After that, each image is downloaded and renamed and the src tag that MarkdownPrince uses to convert the HTML document to markdown is overwritten with the new destination. Easy! Downloading the embedded resource is done using Invoke-RestMethod as the response is binary and it was a lot easier for me to extract the token than to use FileStreams to write the content. The best tool for the job at hand!
foreach ($book in $notebooks)
{
Write-Verbose -Message "Exporting notebook $($book.displayName)"
$bookPath = Join-Path -Path $Path -ChildPath $book.displayName
$sections = Invoke-GraphRequest -Query "$($User)/onenote/notebooks/$($book.id)/sections"
if (-not (Test-Path -Path $bookPath))
{
$null = New-Item -Path $bookPath -ItemType Directory -Force
}
foreach ($section in $sections)
{
Write-Verbose -Message "Exporting section $($section.displayName)"
$sectionPath = Join-Path -Path $bookPath -ChildPath $section.displayName
if (-not (Test-Path -Path $sectionPath))
{
$null = New-Item -Path $sectionPath -ItemType Directory -Force
}
$pages = Invoke-GraphRequest -Query "$($User)/onenote/sections/$($section.id)/pages"
foreach ($page in $pages)
{
Write-Verbose -Message "Exporting page $($page.title)"
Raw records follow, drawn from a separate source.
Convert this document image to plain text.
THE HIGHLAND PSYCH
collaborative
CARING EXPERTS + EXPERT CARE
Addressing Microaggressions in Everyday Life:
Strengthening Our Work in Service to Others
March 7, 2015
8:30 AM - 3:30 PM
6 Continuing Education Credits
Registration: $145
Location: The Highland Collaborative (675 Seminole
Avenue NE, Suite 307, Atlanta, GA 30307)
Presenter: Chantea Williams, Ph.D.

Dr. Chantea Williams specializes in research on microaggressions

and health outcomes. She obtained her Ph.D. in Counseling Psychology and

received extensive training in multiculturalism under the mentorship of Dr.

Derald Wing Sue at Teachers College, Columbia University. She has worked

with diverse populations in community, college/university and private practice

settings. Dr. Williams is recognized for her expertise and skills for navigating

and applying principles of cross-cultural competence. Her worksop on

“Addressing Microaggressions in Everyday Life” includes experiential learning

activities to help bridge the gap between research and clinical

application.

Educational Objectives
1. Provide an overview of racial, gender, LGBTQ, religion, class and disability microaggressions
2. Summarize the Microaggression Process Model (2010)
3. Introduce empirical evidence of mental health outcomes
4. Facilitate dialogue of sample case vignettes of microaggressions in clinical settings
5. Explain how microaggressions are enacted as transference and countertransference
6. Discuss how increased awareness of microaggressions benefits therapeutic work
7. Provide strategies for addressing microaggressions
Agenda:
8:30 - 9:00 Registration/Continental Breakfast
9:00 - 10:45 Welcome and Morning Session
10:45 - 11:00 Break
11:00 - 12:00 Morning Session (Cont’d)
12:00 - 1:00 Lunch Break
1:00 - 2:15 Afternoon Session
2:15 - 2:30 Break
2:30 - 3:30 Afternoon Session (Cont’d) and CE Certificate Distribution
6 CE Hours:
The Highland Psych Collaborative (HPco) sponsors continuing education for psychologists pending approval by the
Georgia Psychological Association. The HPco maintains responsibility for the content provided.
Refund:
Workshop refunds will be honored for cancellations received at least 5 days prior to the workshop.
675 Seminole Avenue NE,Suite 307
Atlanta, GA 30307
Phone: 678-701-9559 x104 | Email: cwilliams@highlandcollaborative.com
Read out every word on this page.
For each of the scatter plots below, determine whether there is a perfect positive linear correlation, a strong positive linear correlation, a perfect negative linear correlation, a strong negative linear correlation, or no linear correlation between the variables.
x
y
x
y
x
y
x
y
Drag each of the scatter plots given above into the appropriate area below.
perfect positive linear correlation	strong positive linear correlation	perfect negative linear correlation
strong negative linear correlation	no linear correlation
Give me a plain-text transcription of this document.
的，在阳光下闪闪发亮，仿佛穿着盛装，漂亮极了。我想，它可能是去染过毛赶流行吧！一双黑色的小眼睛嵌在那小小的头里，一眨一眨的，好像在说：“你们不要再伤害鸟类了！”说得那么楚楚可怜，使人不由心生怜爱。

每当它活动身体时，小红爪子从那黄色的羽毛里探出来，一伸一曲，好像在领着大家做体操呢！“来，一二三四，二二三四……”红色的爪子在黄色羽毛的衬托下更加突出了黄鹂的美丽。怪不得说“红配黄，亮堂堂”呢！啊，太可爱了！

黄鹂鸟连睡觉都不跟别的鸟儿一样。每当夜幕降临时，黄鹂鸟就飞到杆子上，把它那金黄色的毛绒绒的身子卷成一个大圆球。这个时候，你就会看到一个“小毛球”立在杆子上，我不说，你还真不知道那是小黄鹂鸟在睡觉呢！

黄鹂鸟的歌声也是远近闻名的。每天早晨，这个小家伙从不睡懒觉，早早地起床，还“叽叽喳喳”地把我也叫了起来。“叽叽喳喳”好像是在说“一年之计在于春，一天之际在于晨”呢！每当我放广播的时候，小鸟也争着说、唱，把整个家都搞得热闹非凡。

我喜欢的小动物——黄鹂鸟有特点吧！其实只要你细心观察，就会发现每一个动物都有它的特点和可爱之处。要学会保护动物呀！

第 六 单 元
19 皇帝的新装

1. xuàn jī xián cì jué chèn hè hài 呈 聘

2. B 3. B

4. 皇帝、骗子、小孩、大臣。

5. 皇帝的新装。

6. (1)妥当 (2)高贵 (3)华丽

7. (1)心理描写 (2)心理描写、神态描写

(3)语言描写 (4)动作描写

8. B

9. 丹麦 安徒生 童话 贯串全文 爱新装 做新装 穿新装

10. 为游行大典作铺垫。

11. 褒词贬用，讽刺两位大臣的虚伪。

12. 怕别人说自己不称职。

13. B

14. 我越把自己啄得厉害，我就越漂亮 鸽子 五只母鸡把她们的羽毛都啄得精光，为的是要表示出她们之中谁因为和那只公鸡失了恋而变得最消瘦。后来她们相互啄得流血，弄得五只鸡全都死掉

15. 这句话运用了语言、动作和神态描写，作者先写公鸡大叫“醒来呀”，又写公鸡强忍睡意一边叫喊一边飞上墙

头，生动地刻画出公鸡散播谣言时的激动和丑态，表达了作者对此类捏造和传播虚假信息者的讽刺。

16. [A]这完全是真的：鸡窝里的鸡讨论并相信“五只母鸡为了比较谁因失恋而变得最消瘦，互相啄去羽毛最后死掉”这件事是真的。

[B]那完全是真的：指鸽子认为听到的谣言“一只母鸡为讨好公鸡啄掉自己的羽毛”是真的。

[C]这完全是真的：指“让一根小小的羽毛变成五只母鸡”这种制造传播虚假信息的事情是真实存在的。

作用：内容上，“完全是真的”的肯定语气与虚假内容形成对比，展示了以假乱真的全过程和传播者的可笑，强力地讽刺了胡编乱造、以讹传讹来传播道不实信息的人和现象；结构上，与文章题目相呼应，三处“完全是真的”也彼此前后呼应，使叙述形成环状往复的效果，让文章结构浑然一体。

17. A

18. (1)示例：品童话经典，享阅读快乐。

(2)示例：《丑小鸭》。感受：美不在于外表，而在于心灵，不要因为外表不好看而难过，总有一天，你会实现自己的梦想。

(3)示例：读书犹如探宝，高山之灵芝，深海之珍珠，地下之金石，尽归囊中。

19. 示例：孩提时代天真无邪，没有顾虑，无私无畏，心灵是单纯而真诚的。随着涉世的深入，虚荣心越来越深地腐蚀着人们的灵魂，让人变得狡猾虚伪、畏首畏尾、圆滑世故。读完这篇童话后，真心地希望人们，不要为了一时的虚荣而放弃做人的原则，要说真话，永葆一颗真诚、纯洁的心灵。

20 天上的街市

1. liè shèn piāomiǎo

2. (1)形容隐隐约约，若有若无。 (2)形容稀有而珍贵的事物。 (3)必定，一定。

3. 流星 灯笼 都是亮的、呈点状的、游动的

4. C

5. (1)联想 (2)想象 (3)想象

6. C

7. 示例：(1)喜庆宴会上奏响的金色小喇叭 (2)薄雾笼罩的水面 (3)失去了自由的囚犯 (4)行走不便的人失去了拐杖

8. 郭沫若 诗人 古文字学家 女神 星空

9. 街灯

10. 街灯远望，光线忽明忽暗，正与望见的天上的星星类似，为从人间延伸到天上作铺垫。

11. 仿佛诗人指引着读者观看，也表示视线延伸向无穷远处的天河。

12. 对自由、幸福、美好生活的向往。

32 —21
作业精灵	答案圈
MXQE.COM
$sanitizedTitle = $page.title -replace '[\\\/\:\*\?\"\<\>\|]', '_'
$pagePath = Join-Path -Path $sectionPath -ChildPath "$($page.createdDateTime.ToString('yyyy-MM-dd'))_$($sanitizedTitle).md"
$content = Invoke-GraphRequest -Query "$($User)/onenote/pages/$($page.id)/content"
$imgCount = 0
foreach ($image in $content.SelectNodes("//img"))
{
$header = @{
Authorization = "Bearer $token"
}
$imgName = '{0}_{1:d10}.png' -f $sanitizedTitle, $imgCount
$imgPath = Join-Path -Path $sectionPath -ChildPath resources
if (-not (Test-Path -Path $imgPath))
{
$null = New-Item -Path $imgPath -ItemType Directory -Force
}
Invoke-RestMethod -Method Get -Uri $image.'data-fullres-src' -Headers $header -OutFile (Join-Path $imgPath $imgName)
$image.src = [uri]::EscapeUriString(('./resources/{1}' -f $section.displayName, $imgName))
$imgCount++
}
$content.OuterXml | ConvertFrom-HTMLToMarkdown -DestinationPath $pagePath -Format
}
}
}
The full code can be found on GitHub: https://github.com/nyanhp/freeing-onenote
Enjoy freeing OneNote! Do with your markdown content what you like. Host it using GitHub pages (or not at all), keep it in your file system, you name it. My personal recommendation is Obsidian, which you can download for free at https://obsidian.md. If you are rather looking for free software (as in GPL or AGPL licensed), Trilium might be a good alternative.